Perhaps you’ve heard about
this report, which links ease of access to web-based motherlodes of music to listener apathy, and a devaluing of music in general. I’d link to the many blogs that have taken this up, but for this post, anyway, will refrain, because such links can be, for me, part of the problem.
Which isn’t the overwhelming availability of (free) music, but the time-sucking, addictive, overwhelming presence of recommendations for new music. I’ve turned into a pathetic consumer of music journalism; I’ve fallen down the blog-hole. Where ten years ago I might’ve got my music news from a handful of friends, the
Village Voice, the radio, and the occasional
Spin or
Pulse, I can now read the sometimes daily piquant assessments of an army of talented, opinionated writers (an uncommonly well-selected assemblage is
here for your browsing pleasure), from Canadian
Carl Wilson to Oregonian
Mike McGonigal to the ILX kids. I’m a music-porn addict.
I fetishize the information. My edge was lost so long ago I can’t cut cream cheese. And yet it’s all I can do to keep up with that never-ending tunnel of insidery music news that feels like connection and only later reveals itself, in the form of a vast empty feeling, as a waste of time. I’m collecting unpackaged, hand-lettered CD-Rs at a rate whereby the technology will be rendered obsolete by the time I absorb each disk. All based on solid information, mind you.

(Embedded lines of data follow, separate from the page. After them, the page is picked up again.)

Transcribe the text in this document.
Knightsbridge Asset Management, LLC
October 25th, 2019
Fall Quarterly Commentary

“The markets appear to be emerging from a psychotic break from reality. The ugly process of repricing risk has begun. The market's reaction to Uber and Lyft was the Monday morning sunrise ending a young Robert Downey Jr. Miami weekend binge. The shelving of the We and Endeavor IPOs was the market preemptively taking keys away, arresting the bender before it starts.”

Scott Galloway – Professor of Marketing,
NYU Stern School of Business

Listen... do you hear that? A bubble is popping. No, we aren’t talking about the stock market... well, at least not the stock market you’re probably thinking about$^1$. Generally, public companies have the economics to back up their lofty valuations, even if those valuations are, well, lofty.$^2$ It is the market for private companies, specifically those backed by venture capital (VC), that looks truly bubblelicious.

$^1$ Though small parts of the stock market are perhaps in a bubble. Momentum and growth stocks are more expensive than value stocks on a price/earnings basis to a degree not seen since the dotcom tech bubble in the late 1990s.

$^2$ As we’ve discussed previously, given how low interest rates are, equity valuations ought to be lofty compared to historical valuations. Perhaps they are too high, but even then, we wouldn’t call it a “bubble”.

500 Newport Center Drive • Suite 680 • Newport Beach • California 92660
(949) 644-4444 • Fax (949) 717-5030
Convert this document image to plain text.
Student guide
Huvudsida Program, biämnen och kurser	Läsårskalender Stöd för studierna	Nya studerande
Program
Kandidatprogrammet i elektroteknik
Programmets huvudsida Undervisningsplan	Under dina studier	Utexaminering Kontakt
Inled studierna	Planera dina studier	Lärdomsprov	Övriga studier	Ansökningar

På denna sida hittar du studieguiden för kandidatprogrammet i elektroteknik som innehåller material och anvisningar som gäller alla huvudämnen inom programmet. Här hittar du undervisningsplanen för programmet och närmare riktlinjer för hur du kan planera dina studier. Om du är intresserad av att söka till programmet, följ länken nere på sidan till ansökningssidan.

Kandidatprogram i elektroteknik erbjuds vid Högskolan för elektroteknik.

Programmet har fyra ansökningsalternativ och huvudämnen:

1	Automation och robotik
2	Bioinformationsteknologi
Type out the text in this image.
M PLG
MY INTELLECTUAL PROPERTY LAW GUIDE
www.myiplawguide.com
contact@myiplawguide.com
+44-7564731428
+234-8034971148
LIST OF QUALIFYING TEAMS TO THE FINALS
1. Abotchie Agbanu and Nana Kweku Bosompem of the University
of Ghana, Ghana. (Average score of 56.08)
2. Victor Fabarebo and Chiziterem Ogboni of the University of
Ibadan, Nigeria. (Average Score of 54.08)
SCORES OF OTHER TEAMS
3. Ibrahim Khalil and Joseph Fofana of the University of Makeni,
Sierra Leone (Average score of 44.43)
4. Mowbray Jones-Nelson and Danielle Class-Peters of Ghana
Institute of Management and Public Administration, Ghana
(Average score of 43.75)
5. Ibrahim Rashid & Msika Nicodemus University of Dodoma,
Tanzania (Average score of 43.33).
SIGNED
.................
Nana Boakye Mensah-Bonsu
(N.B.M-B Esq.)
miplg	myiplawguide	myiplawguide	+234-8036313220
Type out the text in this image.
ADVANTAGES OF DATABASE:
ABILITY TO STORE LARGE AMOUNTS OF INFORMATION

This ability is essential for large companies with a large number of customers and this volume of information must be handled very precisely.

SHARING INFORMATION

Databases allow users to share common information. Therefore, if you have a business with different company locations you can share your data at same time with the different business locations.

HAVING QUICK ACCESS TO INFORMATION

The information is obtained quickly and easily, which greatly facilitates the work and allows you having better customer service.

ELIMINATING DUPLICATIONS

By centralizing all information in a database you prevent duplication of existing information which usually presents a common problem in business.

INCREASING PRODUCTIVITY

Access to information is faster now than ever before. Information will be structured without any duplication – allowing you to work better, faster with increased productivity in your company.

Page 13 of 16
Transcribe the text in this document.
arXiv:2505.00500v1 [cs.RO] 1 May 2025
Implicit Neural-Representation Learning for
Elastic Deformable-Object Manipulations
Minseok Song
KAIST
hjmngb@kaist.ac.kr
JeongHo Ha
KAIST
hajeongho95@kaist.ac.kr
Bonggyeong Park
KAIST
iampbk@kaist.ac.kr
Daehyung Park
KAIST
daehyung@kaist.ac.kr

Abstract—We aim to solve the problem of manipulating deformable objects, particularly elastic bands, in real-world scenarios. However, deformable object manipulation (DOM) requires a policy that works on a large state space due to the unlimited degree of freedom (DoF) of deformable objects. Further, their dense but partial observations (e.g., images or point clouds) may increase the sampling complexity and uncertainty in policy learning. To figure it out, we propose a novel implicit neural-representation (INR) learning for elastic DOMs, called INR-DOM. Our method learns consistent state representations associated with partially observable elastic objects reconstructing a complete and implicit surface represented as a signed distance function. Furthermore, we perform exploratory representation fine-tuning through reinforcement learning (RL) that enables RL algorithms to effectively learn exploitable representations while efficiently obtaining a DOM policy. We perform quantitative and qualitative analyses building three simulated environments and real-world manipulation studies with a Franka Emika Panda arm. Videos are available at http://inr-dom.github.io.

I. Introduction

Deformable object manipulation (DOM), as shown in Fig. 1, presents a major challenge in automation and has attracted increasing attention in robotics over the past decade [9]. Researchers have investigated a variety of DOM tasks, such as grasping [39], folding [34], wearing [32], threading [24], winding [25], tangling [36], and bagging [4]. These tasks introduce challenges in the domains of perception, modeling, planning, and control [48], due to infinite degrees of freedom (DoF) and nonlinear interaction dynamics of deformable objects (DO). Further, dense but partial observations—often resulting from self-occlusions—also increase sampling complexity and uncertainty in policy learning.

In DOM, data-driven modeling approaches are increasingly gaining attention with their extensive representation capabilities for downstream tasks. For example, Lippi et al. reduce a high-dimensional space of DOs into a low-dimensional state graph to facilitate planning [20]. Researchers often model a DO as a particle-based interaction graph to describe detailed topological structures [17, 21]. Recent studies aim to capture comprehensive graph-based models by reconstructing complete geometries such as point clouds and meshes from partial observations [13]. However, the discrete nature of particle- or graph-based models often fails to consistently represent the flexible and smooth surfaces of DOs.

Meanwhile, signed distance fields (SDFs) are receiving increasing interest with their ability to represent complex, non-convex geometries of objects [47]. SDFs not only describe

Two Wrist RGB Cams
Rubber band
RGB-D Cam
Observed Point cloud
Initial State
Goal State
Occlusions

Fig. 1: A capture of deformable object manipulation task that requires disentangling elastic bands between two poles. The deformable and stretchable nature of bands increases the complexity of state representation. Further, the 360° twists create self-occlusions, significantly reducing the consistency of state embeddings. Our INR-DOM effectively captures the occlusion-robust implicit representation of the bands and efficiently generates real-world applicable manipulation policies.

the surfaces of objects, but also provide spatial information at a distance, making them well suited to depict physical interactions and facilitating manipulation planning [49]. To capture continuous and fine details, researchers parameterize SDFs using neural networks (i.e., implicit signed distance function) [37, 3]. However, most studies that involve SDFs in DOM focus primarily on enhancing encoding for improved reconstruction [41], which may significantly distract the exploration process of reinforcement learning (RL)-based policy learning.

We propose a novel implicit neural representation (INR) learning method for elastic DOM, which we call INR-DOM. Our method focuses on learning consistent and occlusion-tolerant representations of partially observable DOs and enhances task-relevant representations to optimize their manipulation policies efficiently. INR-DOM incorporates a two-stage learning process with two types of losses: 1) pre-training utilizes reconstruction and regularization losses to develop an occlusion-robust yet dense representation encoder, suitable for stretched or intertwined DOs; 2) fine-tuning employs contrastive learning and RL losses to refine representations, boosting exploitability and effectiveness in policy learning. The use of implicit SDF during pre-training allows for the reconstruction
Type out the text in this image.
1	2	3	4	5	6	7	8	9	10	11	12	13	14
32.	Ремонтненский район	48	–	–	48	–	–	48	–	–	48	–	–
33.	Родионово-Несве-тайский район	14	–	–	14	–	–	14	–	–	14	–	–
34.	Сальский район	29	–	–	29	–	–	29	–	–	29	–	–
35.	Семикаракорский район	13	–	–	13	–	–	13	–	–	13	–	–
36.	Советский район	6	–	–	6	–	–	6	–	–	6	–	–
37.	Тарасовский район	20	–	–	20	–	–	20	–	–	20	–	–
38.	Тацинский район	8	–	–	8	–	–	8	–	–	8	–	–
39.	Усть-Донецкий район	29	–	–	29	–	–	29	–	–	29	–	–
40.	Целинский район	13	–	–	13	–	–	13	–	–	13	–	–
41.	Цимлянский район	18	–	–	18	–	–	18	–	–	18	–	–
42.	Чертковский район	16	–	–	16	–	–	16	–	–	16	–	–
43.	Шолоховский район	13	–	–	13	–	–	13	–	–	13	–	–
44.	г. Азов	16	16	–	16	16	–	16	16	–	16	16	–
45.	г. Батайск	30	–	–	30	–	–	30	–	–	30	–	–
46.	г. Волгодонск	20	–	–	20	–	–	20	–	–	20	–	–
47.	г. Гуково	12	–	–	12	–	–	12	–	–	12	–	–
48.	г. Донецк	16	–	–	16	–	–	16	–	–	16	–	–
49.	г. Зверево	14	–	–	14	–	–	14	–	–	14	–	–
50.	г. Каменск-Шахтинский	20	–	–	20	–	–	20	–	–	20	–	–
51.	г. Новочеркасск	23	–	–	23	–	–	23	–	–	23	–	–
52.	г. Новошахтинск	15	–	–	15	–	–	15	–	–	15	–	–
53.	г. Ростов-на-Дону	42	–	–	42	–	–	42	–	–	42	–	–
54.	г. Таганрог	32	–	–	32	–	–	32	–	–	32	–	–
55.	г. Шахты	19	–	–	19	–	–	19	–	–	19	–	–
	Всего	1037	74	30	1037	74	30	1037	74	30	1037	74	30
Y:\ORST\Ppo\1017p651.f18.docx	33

The upside, of course, is awareness of and access to a host of fantastic sounds I wouldn’t otherwise have encountered. No quibble there. The downside—and this extends beyond music—is nothing more that the loss of time, and serendipity, and a dangerously outgunned aesthetic sense. This is where the devaluing comes in, not from unfettered access to music, but the avalanche of copy that carries this music into the world. The same press release fatigue that must sap the enthusiasm of all but the hardiest journalists now creeps its way into the hearts of lowly bloggers.
Not that I blame the avalanche. It’s my choice to be buried. And maybe this is how the organism survives: only those able to maintain limits, deeply held loves and hates, equilibrium on the sea of words, lives to enthuse about the next big thing. I’m reminded of someone’s recent call to celebrate one’s inner nerd, the tastemaker in the machine, the one that pays no heed to hipsterism, lastest-thingism, or even the
NME. This is the struggle, one of the largest there is: with all-access passes to every gig going, what show do you catch? What’s your time worth? What do you like?
(No, not
you; that guy next to you. With the Rvng pin.)
Lines discovered this morning at 5am while experiencing unusually strong gastric distress, from John Berger (the
lines, not the distress):
Publicity is the life of this culture—in so far as without publicity capitalism could not survive—and at the same time publicity is its dream. ¶Capitalism survives by forcing the majority, whom it exploits, to define their own interests as narrowly as possible. This was once achieved by extensive deprivation. Today in the developed countries it is being achieved by imposing a false standard of what is and what is not desirable.
In other words, time to wake up. One might also add that
today (the Berger quote is from 1972) it is also being achieved via the opposite of deprivation.
Hm. I wonder what
SFJ has to say about all this…
UPDATE: SFJ, not so much, but the inimitable Paul Ford, he of
Gary Benchley fame, had something tangential to relate earlier last week, on the subject of fetishizing the object, sorta:
I think of my fascination, at 13, with the CD on the concrete in the office park. CDs had a brief chance to become objects of veneration, less time than vinyl, a few decades--just an eyeblink in time when compared to books, which have had over a millennia to build up mystique. So the CDs are easier to throw away. They don't resonate. But ultimately books are just as disposable (even the one I wrote).